When we have a data source oscillating at a frequency of say 4KHz , this implies that the Nyquist sampling rate would be at least 8KHz. We know that the inverse of the signal frequency is the time it takes for a period to complete, i.e 1/4KHz = 250µs, but, what if we take the inverse of the Nyquist frequency, we get this 1/8000 = 125µs, which is half the period of the original signal. what does that give us?, initialy I was thinking it is the time when each of the sampling pulse is sent, but it doesn't make any sense that only two sampling points would be gotten in a cycle of the source signal, I need help please.
Electronic – Sample and Hold
multiplexer
Best Answer
As you're noticing, Nyquist really speaks to the minimum sampling frequency for a given Bandwidth. You often get people who broadly apply the 2X+ factor and take it no further. But as you noticed there are other effects, what about the phase alignment in sampling? (which will affect amplitude), what about aperture size (the time period of sampling). etc.

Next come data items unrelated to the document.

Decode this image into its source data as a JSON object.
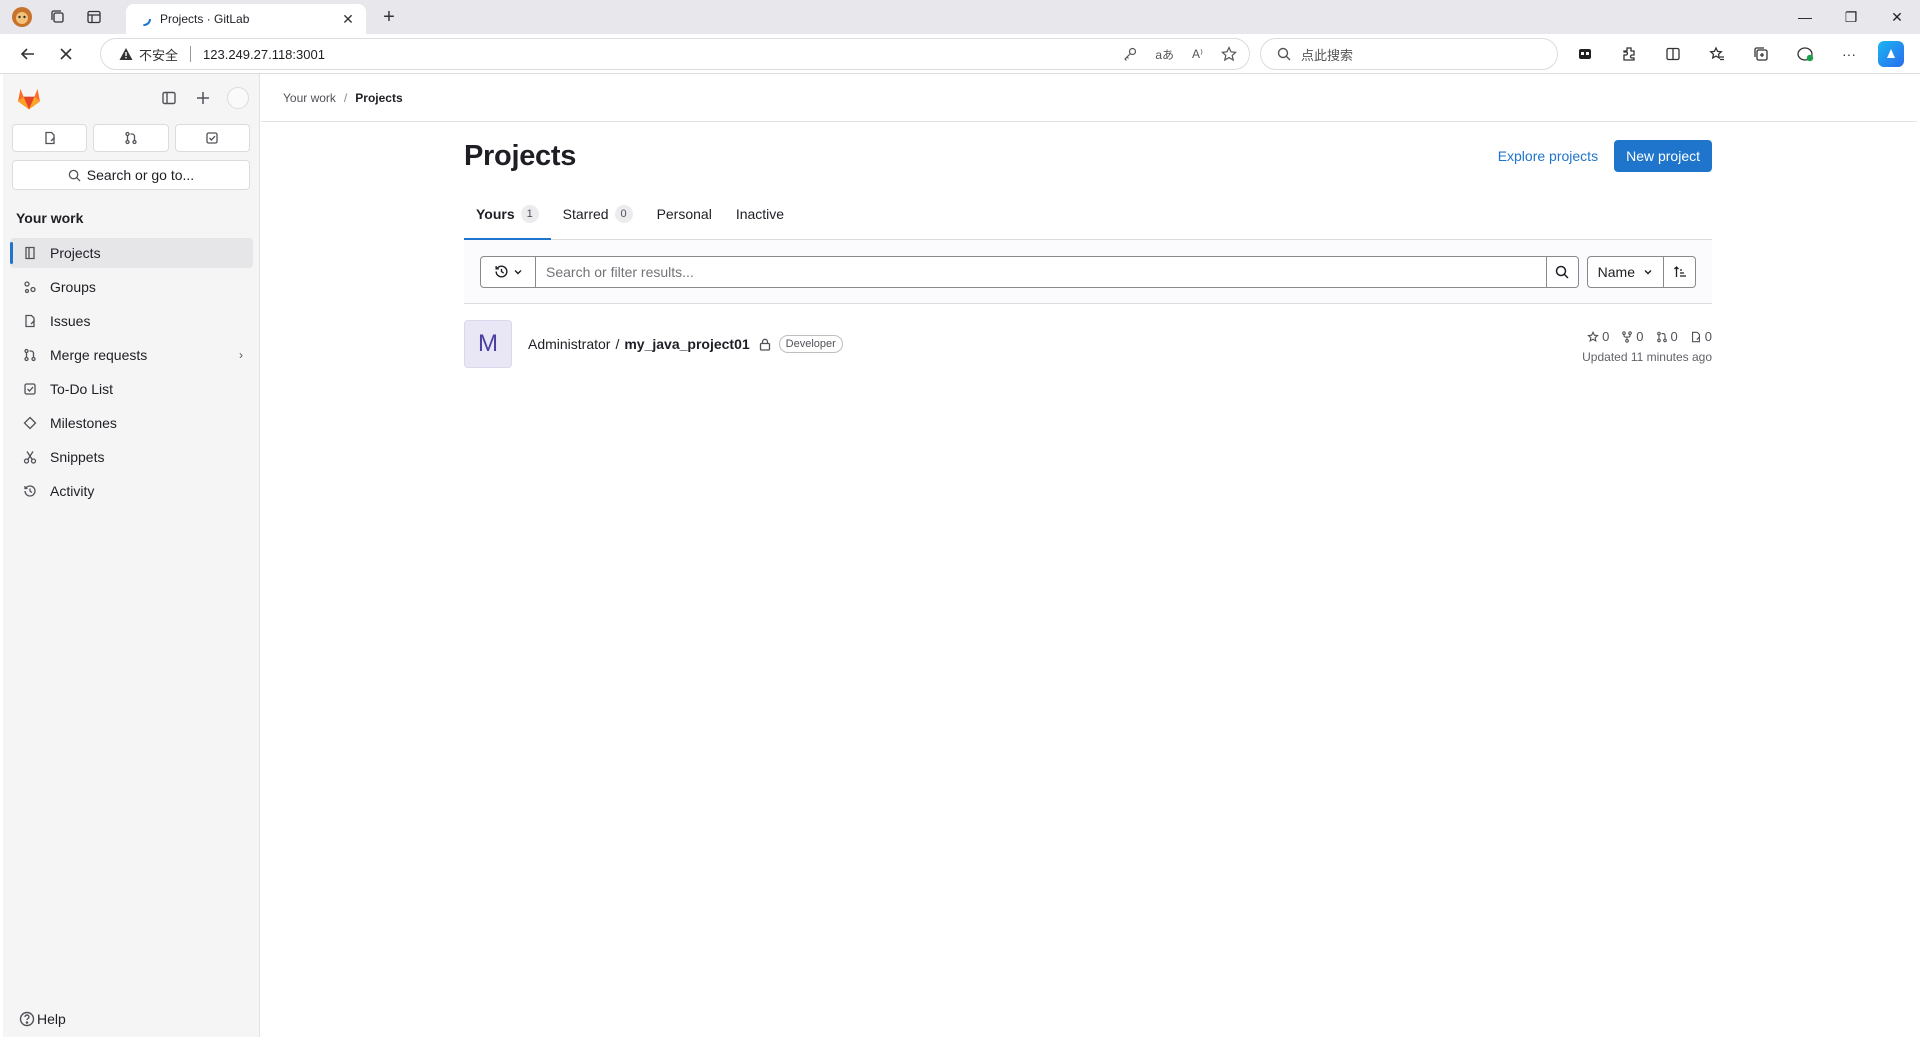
{
  "browser": {
    "tab_title": "Projects · GitLab",
    "security_label": "不安全",
    "url": "123.249.27.118:3001",
    "search_placeholder": "点此搜索"
  },
  "sidebar": {
    "search_label": "Search or go to...",
    "section_title": "Your work",
    "items": [
      {
        "label": "Projects"
      },
      {
        "label": "Groups"
      },
      {
        "label": "Issues"
      },
      {
        "label": "Merge requests"
      },
      {
        "label": "To-Do List"
      },
      {
        "label": "Milestones"
      },
      {
        "label": "Snippets"
      },
      {
        "label": "Activity"
      }
    ],
    "help_label": "Help"
  },
  "breadcrumb": {
    "parent": "Your work",
    "separator": "/",
    "current": "Projects"
  },
  "page": {
    "title": "Projects",
    "explore_label": "Explore projects",
    "new_project_label": "New project"
  },
  "tabs": [
    {
      "label": "Yours",
      "count": "1"
    },
    {
      "label": "Starred",
      "count": "0"
    },
    {
      "label": "Personal"
    },
    {
      "label": "Inactive"
    }
  ],
  "filter": {
    "placeholder": "Search or filter results...",
    "sort_label": "Name"
  },
  "project": {
    "avatar_letter": "M",
    "namespace": "Administrator",
    "separator": "/",
    "name": "my_java_project01",
    "role": "Developer",
    "stars": "0",
    "forks": "0",
    "merge_requests": "0",
    "issues": "0",
    "updated": "Updated 11 minutes ago"
  },
  "colors": {
    "accent": "#1f75cb",
    "gitlab_orange": "#fc6d26"
  }
}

What is important is that you need to understand what it is about your waveform that is the salient features. Say for 8Khz signal you really care about the shape of the waveform, which could very well mean that you have to go up to the 3rd or 4th harmonic. In this case then you might want to over sample by 4X2.1 = 8.4X (I use 2.1 as an example simply because Nyquist says greater than but not equal to.
Or conversely is the 8Khz a carrier with a modulation at 100Hz, then you could down convert with a mixer and sample at ~ 250Hz or you can sample at 16KHz and do the down conversion in the digital domain ending up with a 250 Hz data rate.